Before the end of round one, Talon Esports cut short ahq’s 7-game win streak. Boasting a 78.7% kill participation, Kaiwaing has been integral to Talon’s success, even going deathless in more than half their games.

Berjaya Dragons and Liyab Esports have exceeded expectations

During preseason, the majority of casters placed Berjaya Dragons in the bottom three alongside Liyab Esports. Owned by Malaysian-based company Berjaya Corporation, no one knew what to expect from this roster.

Credit: LoL Pacific Championship Series

The player with the most experience in major leagues is Liang “Enso” En-Shuo, Flash Wolves’ former jungler.

Playing mostly Gragas and Rek’sai, he has been a facilitator for his team, most of whom are rookies with limited experience in the Elite Challenger Series, the LMS challenger scene.

One exception is their support, Jonathan “Chilly” Chan Mun Shum, who has been competing in Southeast Asian leagues since The Legends Circuit in 2013. With Axis Empire, he qualified for the LST 2019 Summer Playoffs before losing the World Championship play-in spot to MEGA.

Credit: LoL Pacific Championship Series

The biggest surprise was when BJD beat Taiwanese teams J-Team and Alpha Esports, as well as Thailand’s Nova Esports. Most of the caster predictions favored the opposing teams.

“I was shocked by the performances of Berjaya Dragons and didn’t expect them to be taking games off teams they had in the first round robin. Though, teams are starting to see their flaws and exposing them,” said Alex “OpalCasts” Archambault, English caster for PCS.

The other team that surprised viewers and casters alike is Philippine-based team, Liyab Esports. Launched in early 2019 by Mineski and Globe Telecom, they are a relatively new organisation.

Credit: LoL Pacific Championship Series

Their last showing was at PPGL Season 3 2019, one of the largest League of Legends tournaments in the Philippines where they clinched second place with a different iteration of the squad.

Going into PCS Spring 2020, Liyab kept jungler Edrian “DoeDoii” Brancia, support James “Hamezz” Karl Santos and moved Eric “Exosen” Allen Gubatan from mid to bot lane on the main roster.

They then added two imports from Korea, mid laner Kim “Rex” Tae-yeon and top laner Kang “Kurd” Yeong-hwan.

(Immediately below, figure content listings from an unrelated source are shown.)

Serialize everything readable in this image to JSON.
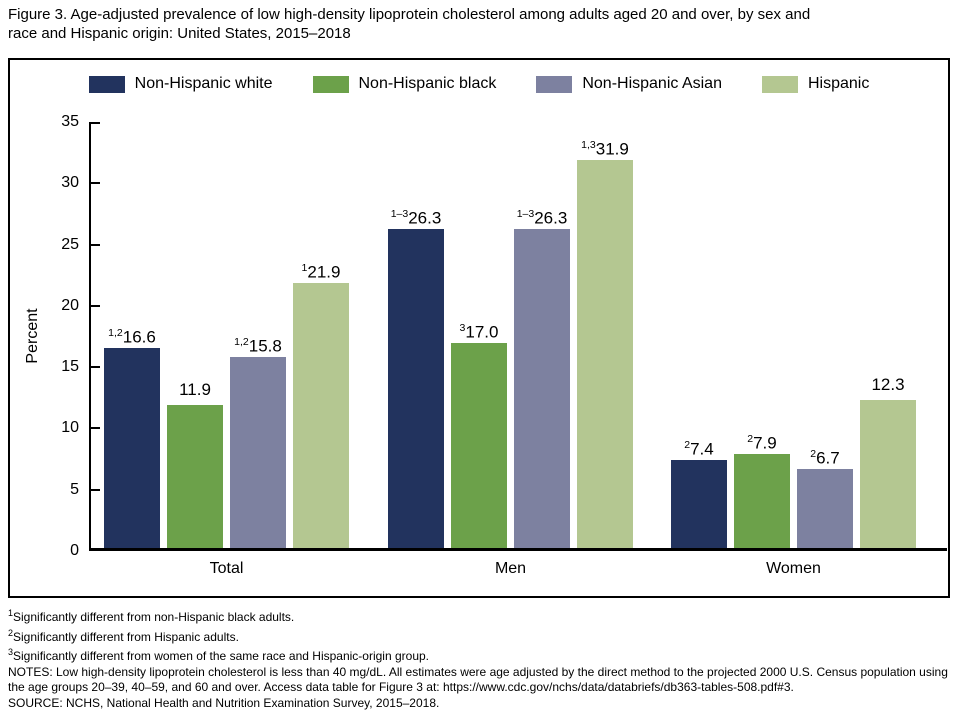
{
  "figure": {
    "title_lines": [
      "Figure 3. Age-adjusted prevalence of low high-density lipoprotein cholesterol among adults aged 20 and over, by sex and",
      "race and Hispanic origin: United States, 2015–2018"
    ]
  },
  "chart_data": {
    "type": "bar",
    "title": "Age-adjusted prevalence of low high-density lipoprotein cholesterol among adults aged 20 and over, by sex and race and Hispanic origin: United States, 2015–2018",
    "xlabel": "",
    "ylabel": "Percent",
    "ylim": [
      0,
      35
    ],
    "yticks": [
      0,
      5,
      10,
      15,
      20,
      25,
      30,
      35
    ],
    "grid": false,
    "legend_position": "top",
    "categories": [
      "Total",
      "Men",
      "Women"
    ],
    "series": [
      {
        "name": "Non-Hispanic white",
        "color": "#22335E",
        "values": [
          16.6,
          26.3,
          7.4
        ],
        "label_superscripts": [
          "1,2",
          "1–3",
          "2"
        ]
      },
      {
        "name": "Non-Hispanic black",
        "color": "#6CA14A",
        "values": [
          11.9,
          17.0,
          7.9
        ],
        "label_superscripts": [
          "",
          "3",
          "2"
        ]
      },
      {
        "name": "Non-Hispanic Asian",
        "color": "#7D81A0",
        "values": [
          15.8,
          26.3,
          6.7
        ],
        "label_superscripts": [
          "1,2",
          "1–3",
          "2"
        ]
      },
      {
        "name": "Hispanic",
        "color": "#B4C791",
        "values": [
          21.9,
          31.9,
          12.3
        ],
        "label_superscripts": [
          "1",
          "1,3",
          ""
        ]
      }
    ]
  },
  "footnotes": [
    {
      "sup": "1",
      "text": "Significantly different from non-Hispanic black adults."
    },
    {
      "sup": "2",
      "text": "Significantly different from Hispanic adults."
    },
    {
      "sup": "3",
      "text": "Significantly different from women of the same race and Hispanic-origin group."
    }
  ],
  "notes": "NOTES: Low high-density lipoprotein cholesterol is less than 40 mg/dL. All estimates were age adjusted by the direct method to the projected 2000 U.S. Census population using the age groups 20–39, 40–59, and 60 and over. Access data table for Figure 3 at: https://www.cdc.gov/nchs/data/databriefs/db363-tables-508.pdf#3.",
  "source": "SOURCE: NCHS, National Health and Nutrition Examination Survey, 2015–2018."
}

Despite training together for a short time, as a team Liyab plays fearlessly on the PCS stage. Under the guidance of Akarawat “Cabbage” Wangsawat, they have shown strong early game strategies with aggression.

The organisation has produced an on-going video series called ‘WARDS’ that gives insight into the team’s dynamics, with an honest showing of their ups and downs.

Moving into the second round robin, OpalCasts thinks Liyab looks promising but “vision and overconfidence has hurt them multiple times”.

His co-caster caster Rikki “Riku” Quiapon is from the Philippines and is a fan of Southeast Asian teams.

“The gap is closing? The gap is gone! Seeing them fight against the former LMS squads and cause upsets made me feel really proud. It’s been a wild ride so far!” said Riku.


1. ahq eSports Club (8-2)
2. Talon Esports (7-2)
3. Machi Esports (7-3)
4. Berjaya Dragons (6-4)
5. Alpha Esports (5-4)
6. Liyab Esports (4-5)
7. J Team (4-6)
7. Nova Esports (4-6)
9. Hong Kong Attitude (2-8)
10. Resurgence (1-8)

The PCS Spring Split round two continues weekly Friday to Sunday from 5 p.m. GMT+8.